Одновременно с милицией в мою судьбу вмешался наробраз. Инспекторша приковыляла к маме в госпиталь. В ней мама опознала фребеличку, услугами которой до войны пользовалось несколько интеллигентных семейств с нашего двора. Мама ужасно расстроилась. Фребеличка, несмотря на свое идиллическое прошлое, пригрозила мне колонией для несовершеннолетних в Величах.
— В Величах? — воскликнула мама. — Мы там дачу нанимали, а теперь ты там в тюрьме насидишься. Я преподавала сама в специальной школе, а своего проворонила, несчастная.
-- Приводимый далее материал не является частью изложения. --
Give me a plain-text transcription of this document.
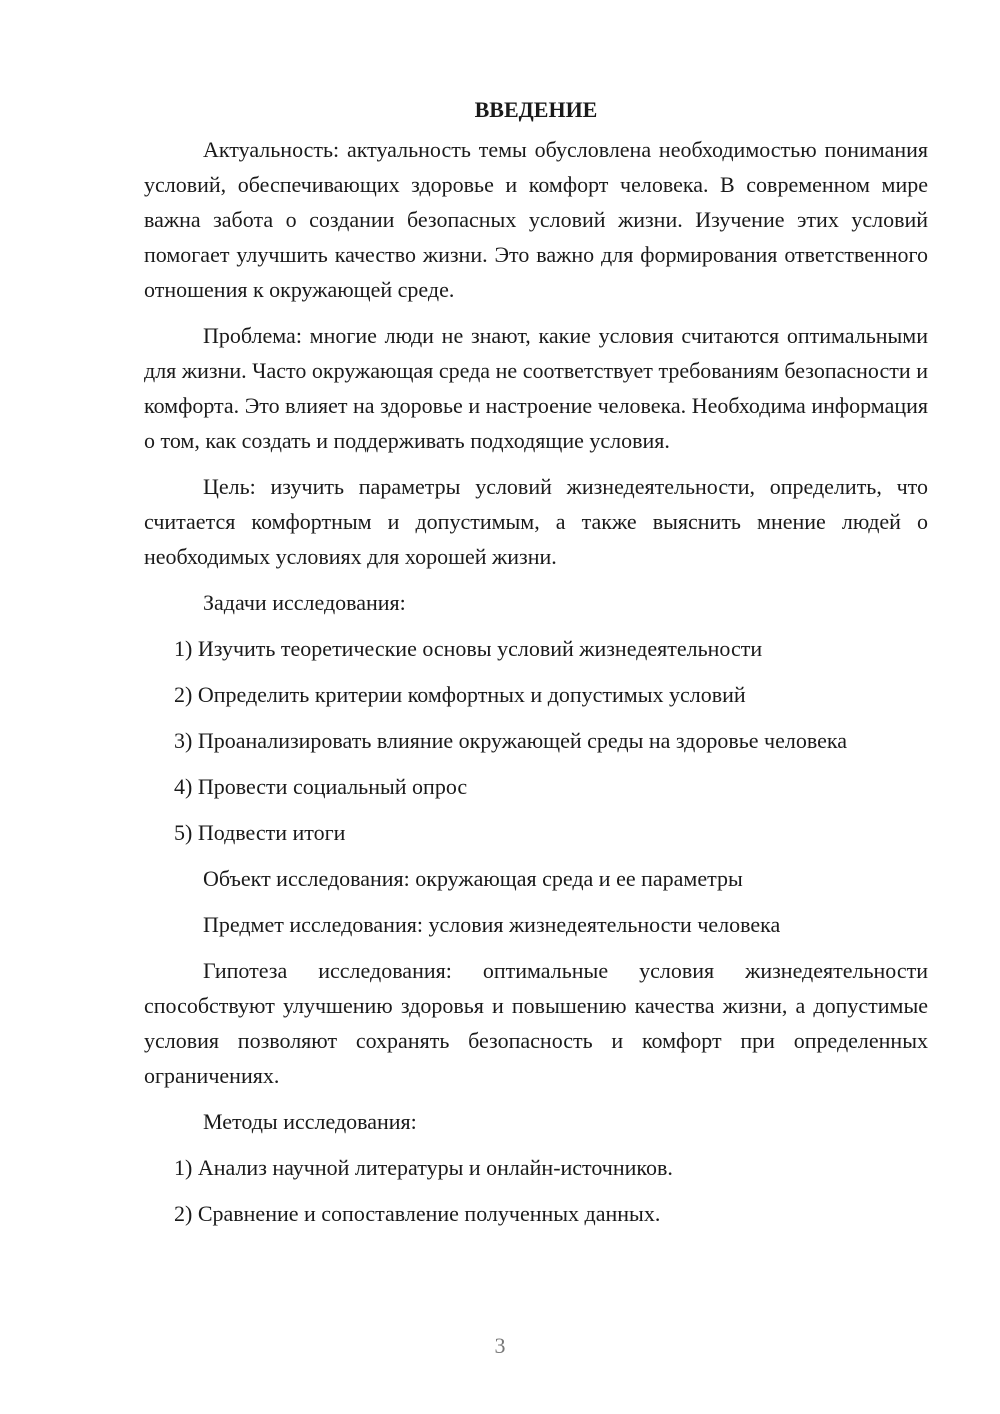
ВВЕДЕНИЕ

Актуальность: актуальность темы обусловлена необходимостью понимания условий, обеспечивающих здоровье и комфорт человека. В современном мире важна забота о создании безопасных условий жизни. Изучение этих условий помогает улучшить качество жизни. Это важно для формирования ответственного отношения к окружающей среде.

Проблема: многие люди не знают, какие условия считаются оптимальными для жизни. Часто окружающая среда не соответствует требованиям безопасности и комфорта. Это влияет на здоровье и настроение человека. Необходима информация о том, как создать и поддерживать подходящие условия.

Цель: изучить параметры условий жизнедеятельности, определить, что считается комфортным и допустимым, а также выяснить мнение людей о необходимых условиях для хорошей жизни.

Задачи исследования:

1) Изучить теоретические основы условий жизнедеятельности

2) Определить критерии комфортных и допустимых условий

3) Проанализировать влияние окружающей среды на здоровье человека

4) Провести социальный опрос

5) Подвести итоги

Объект исследования: окружающая среда и ее параметры

Предмет исследования: условия жизнедеятельности человека

Гипотеза исследования: оптимальные условия жизнедеятельности способствуют улучшению здоровья и повышению качества жизни, а допустимые условия позволяют сохранять безопасность и комфорт при определенных ограничениях.

Методы исследования:

1) Анализ научной литературы и онлайн-источников.

2) Сравнение и сопоставление полученных данных.

3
— В Величах лишь распределитель, — утешила маму фребеличка. — Его могут услать и поглубже. На Урале, в Ростовской области, под Одессой есть прекрасные исправительные учреждения нашего наробраза. Кстати, мой воспитанник Игорь Сокольников зачислен в музыкальную десятилетку при институте Гнесиных в Москве. Вот так-то!
До чего вредная старуха! Сперва напугала, потом унизила, а на прощание принудила дать сто честных слов под салютом всех вождей, что с сигаретами будет покончено. Роберту легче. На него наробраз меньше обращает внимания. Марию Филипповну не тревожат. Младший лейтенант вписала в карточку крупными буквами: находился на оккупированной территории.
Вскоре нам самим надоела эта глупая мотня. Мы завязали с базаром, оставили опасный промысел, пока не поздно. Нам ничего, молодым, неженатым. Мы спекулировали в свободное от уроков время. А вот Васе — хоть помирай. Монеты нет. Полинял, изголодался. Гитлеровские сопливчики из-за отчаянной небритости не вырисовывались под носом. Жратву мы с Васей половинили, но школьный завтрак взрослому на кус. Без шнапса и пива он дичал не по дням, а по часам. Валька вроде вильнула налево, когда бешеные деньги иссякли. Дружки — красавец Джузеппе-банабак и силач Балый перестали привечать. Вася очутился перед выбором — идти на службу или протянуть за подаянием кепочку «шесть листков, одна заклепка». Трудиться он принципиально не желал, даже сторожем на стадионе «Динамо». А никакой — и генеральской бы — пенсии не хватило на потребное ему количество спиртного.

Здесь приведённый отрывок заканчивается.